Fast forward a few months... site has come to a crawl. Your log table now has 10 million records in it. To display 20 records on the screen, how many records is the database getting back for you, 20 or 10 million? Again and again, I've seen it where people return 10 million records and then throw all but 20 of them away.
The overhead of producing all those records, sending them over to your application server and then doing whatever needs to be done is of course completely pointless. It's not hard to stop this:
- paginate your SQL correctly, for example Postgresql has LIMIT and OFFSET
- use an ORM that evaluates lazily ensuring that it only queries once you've told it you want 20, for example in Django
- ZSQL Methods in Zope (I don't think many people use them anymore) have a limit of 1000 records to prevent this, if you are upping that number you know something is wrong.

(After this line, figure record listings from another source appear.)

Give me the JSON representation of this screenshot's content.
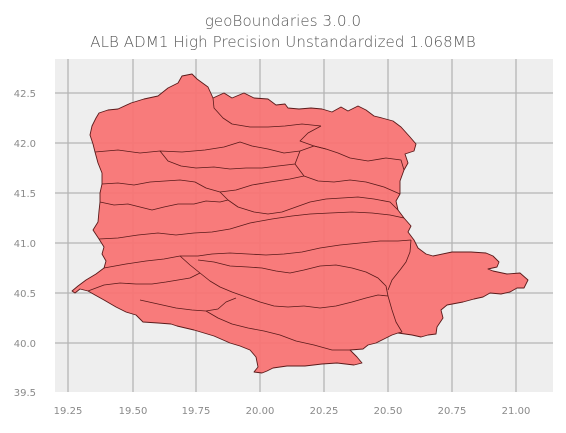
{
  "title": {
    "line1": "geoBoundaries 3.0.0",
    "line2": "ALB ADM1 High Precision Unstandardized 1.068MB"
  },
  "map": {
    "country": "ALB",
    "admin_level": "ADM1",
    "fill_color": "#f87474",
    "edge_color": "#5a1a1a",
    "background_color": "#eeeeee",
    "grid_color": "#b5b5b5",
    "grid": true,
    "xlim": [
      19.2,
      21.15
    ],
    "ylim": [
      39.5,
      42.8
    ],
    "x_ticks": [
      "19.25",
      "19.50",
      "19.75",
      "20.00",
      "20.25",
      "20.50",
      "20.75",
      "21.00"
    ],
    "y_ticks": [
      "42.5",
      "42.0",
      "41.5",
      "41.0",
      "40.5",
      "40.0",
      "39.5"
    ]
  }
}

- ZCatalog in Plone is generally ok since it's quite lazy, but there is an overhead. There's an options called
sort_limit("An optimization hint to tell the catalog how many results you are really interested in"), your mileage may vary there.
And finally if you have a data source that you can't paginate, you have to ask yourself if you can apply the pagination style interface to it. One example was I was asked to create a browse interface to an old LDAP installation. This version of openLDAP did not have an offset meaning that there was no easy way to do it. Ugh.
So if you hear someone say "just list all X here" or "can you just add in pagination" think about the scalability down the line.